Затем легко накинул крюк — в детстве учился этому часами — и пошел следом за бабушкой, медленно, без помощи рук поднимающейся с лампой по почти вертикальной лестнице.
Разговор был такой:
— Запер ли дверь-то? А то, может, не сумел?..
— Суме-ел!
— Что уж вы, милые мои, никогда не предупредите? Мне же тебя и угощать нечем!
— Да не нужно ничего. Мне на тебя посмотреть, я и сыт.
— Ну как это не нужно? С дороги-то, чай, голодный! Вот хорошо у меня стакан молока есть, и манка всегда, слава богу… Сейчас каши с комьями, как ты всегда просишь… Или разлюбил?
— Люблю-люблю, бабуся. С комьями.
— А может, яичницу с молоком и булкой? Булка-то есть, французская, вчера брала две, да мне одной на неделю, без зубов-то.
— Да нет, бабуся, лучше каши.
— Ну и правильно. Оно попроще да посытней. Да что уж ты как старик, опять бороду отрастил! Тебя и девки-то, наверное, не любят, скажут: помоложе найдем.
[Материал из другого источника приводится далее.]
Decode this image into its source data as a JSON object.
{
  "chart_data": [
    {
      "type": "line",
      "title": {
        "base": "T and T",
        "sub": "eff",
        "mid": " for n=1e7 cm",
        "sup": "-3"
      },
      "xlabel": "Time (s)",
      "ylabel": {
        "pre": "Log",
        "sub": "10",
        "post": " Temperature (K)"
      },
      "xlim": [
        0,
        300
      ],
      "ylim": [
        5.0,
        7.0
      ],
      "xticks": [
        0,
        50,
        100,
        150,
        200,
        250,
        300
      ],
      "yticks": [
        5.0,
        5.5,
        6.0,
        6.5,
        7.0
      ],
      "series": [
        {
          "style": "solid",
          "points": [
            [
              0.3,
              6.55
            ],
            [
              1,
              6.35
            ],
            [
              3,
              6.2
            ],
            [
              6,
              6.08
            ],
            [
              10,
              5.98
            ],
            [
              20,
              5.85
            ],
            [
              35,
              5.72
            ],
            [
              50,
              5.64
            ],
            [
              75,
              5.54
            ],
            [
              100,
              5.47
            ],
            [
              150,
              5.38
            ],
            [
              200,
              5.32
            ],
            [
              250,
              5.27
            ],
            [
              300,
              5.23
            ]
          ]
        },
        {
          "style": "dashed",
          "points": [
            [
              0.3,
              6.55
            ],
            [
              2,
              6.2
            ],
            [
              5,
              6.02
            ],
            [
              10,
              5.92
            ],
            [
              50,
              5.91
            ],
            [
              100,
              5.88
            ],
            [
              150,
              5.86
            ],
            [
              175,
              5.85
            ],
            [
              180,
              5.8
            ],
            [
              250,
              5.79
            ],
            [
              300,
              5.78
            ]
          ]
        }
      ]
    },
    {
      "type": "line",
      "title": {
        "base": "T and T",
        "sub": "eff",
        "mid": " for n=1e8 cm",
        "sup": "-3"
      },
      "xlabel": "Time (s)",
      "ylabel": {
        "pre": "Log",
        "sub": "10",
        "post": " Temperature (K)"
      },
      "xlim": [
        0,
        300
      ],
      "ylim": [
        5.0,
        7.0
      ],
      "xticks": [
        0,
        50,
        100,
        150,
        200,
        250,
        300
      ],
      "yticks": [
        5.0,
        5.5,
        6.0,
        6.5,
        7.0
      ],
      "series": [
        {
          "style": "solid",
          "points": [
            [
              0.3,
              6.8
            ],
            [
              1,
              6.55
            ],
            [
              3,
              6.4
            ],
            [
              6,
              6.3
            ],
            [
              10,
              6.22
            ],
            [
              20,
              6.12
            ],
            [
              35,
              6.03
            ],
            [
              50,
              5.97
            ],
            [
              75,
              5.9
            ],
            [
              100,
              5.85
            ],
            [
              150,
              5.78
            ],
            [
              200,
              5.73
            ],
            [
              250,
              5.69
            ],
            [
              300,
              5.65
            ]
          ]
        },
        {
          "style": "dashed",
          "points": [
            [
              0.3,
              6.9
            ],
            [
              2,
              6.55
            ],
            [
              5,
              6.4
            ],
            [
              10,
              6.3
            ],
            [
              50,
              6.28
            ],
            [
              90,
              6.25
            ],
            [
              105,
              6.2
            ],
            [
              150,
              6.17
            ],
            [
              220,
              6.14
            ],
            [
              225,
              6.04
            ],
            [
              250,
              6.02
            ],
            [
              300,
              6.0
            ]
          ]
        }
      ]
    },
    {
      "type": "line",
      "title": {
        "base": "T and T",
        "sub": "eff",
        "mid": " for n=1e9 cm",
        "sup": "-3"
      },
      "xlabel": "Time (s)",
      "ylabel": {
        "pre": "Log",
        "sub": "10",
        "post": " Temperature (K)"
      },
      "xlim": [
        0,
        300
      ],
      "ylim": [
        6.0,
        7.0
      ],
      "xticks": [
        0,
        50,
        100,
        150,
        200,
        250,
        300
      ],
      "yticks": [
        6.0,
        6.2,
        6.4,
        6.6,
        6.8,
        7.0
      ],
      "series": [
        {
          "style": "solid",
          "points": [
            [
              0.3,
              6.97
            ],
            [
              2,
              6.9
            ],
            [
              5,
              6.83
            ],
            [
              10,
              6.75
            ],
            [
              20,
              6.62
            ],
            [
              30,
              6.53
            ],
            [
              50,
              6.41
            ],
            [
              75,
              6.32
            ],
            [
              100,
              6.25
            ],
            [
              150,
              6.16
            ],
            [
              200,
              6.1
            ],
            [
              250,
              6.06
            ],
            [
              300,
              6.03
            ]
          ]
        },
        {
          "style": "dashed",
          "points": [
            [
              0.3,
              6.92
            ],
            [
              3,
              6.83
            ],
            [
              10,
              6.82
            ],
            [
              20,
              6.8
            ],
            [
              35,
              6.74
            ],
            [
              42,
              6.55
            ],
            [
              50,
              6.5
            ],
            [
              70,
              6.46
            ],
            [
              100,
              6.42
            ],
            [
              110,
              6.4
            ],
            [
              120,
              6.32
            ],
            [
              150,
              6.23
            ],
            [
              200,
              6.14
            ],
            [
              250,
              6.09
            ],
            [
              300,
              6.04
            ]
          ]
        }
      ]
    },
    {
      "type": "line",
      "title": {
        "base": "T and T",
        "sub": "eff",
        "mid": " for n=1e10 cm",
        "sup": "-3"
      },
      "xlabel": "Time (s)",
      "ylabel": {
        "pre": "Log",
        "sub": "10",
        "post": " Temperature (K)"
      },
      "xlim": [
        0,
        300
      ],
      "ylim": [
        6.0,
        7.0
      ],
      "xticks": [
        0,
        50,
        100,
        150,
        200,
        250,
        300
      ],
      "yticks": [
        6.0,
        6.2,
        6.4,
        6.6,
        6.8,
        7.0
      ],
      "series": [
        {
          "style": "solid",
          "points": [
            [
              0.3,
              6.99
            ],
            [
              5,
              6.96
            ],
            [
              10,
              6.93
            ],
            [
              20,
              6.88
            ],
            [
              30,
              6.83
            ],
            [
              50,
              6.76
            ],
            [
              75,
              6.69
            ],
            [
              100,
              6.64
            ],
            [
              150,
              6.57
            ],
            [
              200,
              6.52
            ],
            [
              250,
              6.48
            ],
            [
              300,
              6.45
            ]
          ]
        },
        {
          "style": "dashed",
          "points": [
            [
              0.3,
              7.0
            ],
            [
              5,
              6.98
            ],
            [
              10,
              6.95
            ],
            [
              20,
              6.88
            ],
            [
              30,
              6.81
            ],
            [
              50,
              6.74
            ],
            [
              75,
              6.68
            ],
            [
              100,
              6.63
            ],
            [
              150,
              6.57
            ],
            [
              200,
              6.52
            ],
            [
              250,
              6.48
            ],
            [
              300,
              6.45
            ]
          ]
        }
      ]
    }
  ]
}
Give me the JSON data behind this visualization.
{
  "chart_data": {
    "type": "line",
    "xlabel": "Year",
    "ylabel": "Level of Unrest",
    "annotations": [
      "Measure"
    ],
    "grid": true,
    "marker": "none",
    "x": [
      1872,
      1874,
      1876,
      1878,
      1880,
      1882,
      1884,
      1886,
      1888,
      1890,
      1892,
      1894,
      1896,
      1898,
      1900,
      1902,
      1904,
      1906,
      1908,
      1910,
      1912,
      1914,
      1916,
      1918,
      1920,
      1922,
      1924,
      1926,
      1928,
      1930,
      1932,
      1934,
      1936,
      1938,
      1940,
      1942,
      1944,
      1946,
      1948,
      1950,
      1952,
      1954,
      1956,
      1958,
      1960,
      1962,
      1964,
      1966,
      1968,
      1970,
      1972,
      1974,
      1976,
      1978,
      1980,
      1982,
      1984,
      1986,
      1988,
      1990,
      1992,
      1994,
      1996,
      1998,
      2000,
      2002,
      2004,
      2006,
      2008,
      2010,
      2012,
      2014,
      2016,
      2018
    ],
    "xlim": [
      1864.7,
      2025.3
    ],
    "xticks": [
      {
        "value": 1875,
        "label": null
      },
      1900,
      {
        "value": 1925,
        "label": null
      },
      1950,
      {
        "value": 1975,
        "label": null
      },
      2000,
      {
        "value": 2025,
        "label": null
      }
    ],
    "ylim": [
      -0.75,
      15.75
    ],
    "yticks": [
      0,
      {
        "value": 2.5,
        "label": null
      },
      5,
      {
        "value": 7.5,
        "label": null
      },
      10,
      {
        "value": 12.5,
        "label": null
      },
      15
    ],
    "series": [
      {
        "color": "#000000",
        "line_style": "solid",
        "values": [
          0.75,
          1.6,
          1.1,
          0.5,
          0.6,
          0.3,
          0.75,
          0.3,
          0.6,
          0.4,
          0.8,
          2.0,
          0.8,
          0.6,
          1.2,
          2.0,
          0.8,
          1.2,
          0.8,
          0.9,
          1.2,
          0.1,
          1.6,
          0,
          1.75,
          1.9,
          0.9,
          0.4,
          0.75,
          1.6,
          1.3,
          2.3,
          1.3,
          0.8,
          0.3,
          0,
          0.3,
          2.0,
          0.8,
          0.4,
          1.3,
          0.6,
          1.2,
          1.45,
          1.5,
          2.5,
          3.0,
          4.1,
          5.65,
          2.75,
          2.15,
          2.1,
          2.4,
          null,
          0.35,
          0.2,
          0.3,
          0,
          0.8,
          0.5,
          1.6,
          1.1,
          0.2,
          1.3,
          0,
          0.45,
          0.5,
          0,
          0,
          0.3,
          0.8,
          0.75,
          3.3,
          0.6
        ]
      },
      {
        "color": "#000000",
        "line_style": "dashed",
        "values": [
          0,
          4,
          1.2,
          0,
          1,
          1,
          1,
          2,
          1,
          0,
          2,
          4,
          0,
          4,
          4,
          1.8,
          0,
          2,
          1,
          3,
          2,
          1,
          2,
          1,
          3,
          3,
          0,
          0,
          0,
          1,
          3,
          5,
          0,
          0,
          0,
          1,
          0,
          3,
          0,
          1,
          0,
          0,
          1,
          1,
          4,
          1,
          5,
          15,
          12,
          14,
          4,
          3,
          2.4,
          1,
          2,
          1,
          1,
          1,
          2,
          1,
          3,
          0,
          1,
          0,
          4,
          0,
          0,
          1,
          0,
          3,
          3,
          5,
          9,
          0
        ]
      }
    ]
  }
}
Хе-хе-хе.
— Наоборот, бабуся, теперь только таких и любят.
— Ну не знаю, что нынче за девки пошли: ни стыда, ни гордости. Вот мы, бывало…
Я пошел осматривать владения.
Тем временем на кухне уже шумел пожилой трудяга-примус, грелось молоко пополам с водой, из манной крупы удалялись черные «шевячки» («мыши проклятые»).